Franchement, quand l’Arwing a décollé pour la première fois sur Corneria, j’ai eu le sourire bête. Le moteur sonore cogne dans les basses de la télé, les lasers strident, et cette fameuse musique – ou plutôt sa réinterprétation — déclenche un reflexe pavlovien chez quiconque a connu l’original. Ça m’a fait penser à Super Mario Galaxy dans sa manière de moderniser une esthétique sans la trahir. Sauf qu’ici, on reste scotché aux rails, et cette modernité a des limites qu’on atteint plus vite qu’on ne le voudrait.

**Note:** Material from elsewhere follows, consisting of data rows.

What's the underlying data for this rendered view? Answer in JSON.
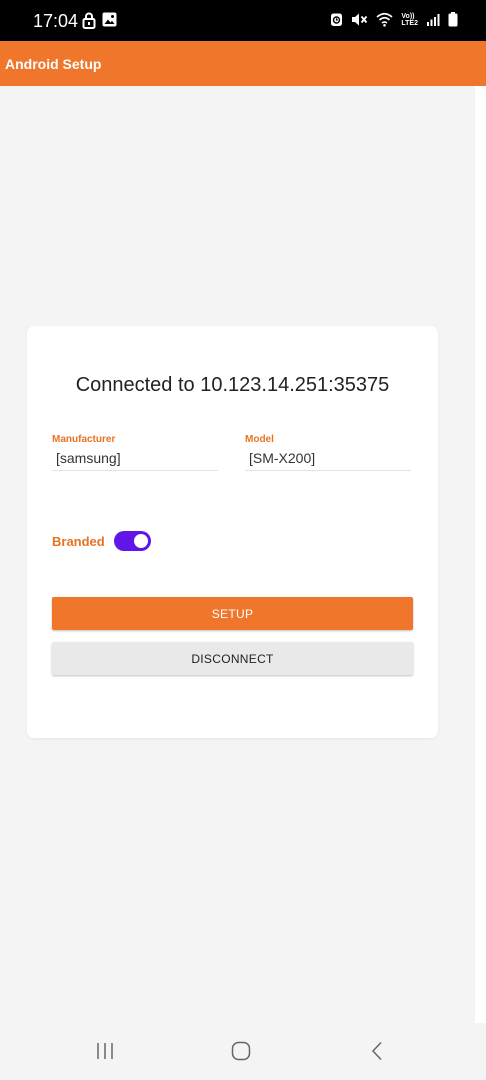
{
  "status_bar": {
    "time": "17:04",
    "left_icons": [
      "lock-icon",
      "image-icon"
    ],
    "right_icons": [
      "alarm-icon",
      "mute-icon",
      "wifi-icon",
      "volte-lte2-icon",
      "signal-icon",
      "battery-icon"
    ],
    "network_label_top": "Vo))",
    "network_label_bottom": "LTE2"
  },
  "app_bar": {
    "title": "Android Setup",
    "color": "#f0762c"
  },
  "card": {
    "connected_text": "Connected to 10.123.14.251:35375",
    "manufacturer": {
      "label": "Manufacturer",
      "value": "[samsung]"
    },
    "model": {
      "label": "Model",
      "value": "[SM-X200]"
    },
    "branded": {
      "label": "Branded",
      "checked": true,
      "toggle_color": "#6016e8"
    },
    "setup_label": "SETUP",
    "disconnect_label": "DISCONNECT"
  },
  "nav_bar": {
    "icons": [
      "recents-icon",
      "home-icon",
      "back-icon"
    ]
  }
}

Sur le papier, les contrôles ont été modernisés, et on le sent immédiatement. Le stick analogique du Switch 2 fait des merveilles comparé au pad N64 de mes souvenirs. L’Arwing répond avec une nervosité inédite ; les virages serrés autour des gratte-ciel de Corneria ne dérapent plus dans le vide, les loopings et les tonneaux s’enchaînent sans cette latence spongieuse qui rendait le pilotage original aussi flottant qu’un bateau dans du sirop. Le HD Rumble entre en jeu à chaque impact de laser sur votre bouclier, créant cette tension physique qui manquait cruellement à l’expérience d’antan.
Le problème, c’est que ce pilotage précis sert une structure qui n’a pas bougé d’un pouce. Vous avancez sur un rail invisible, parfois vous pouvez bouger dans un couloir élargi, et c’est tout. C’est le contrat du genre, je sais. Mais après avoir goûté à des spatial shooters plus libres ces dernières années, je me suis surpris à cogner contre les parois de niveaux parfois étriqués, à chercher une évasion qui n’existe pas. Star Fox reste un rail shooter pur et dur. Velan Studios n’a pas tenté de réinventer la formule. Ils l’ont ajustée, polie, rendue plus confortable. Mais si vous espériez une liberté de mouvement à la Rogue Squadron ou même des sections ouvertes, oubliez.
Le cœur du jeu, ce sont ces missions en ramifications. Vous connaissez le principe : selon vos performances, selon les secrets que vous découvrez, vous empruntez des routes différentes à travers le système Lylat. Côtoyer Star Wolf sur Fichina ou dériver vers la zone hostile de Sector Z. C’était révolutionnaire en 1997. Aujourd’hui, cela demeure élégant, mais terriblement familier.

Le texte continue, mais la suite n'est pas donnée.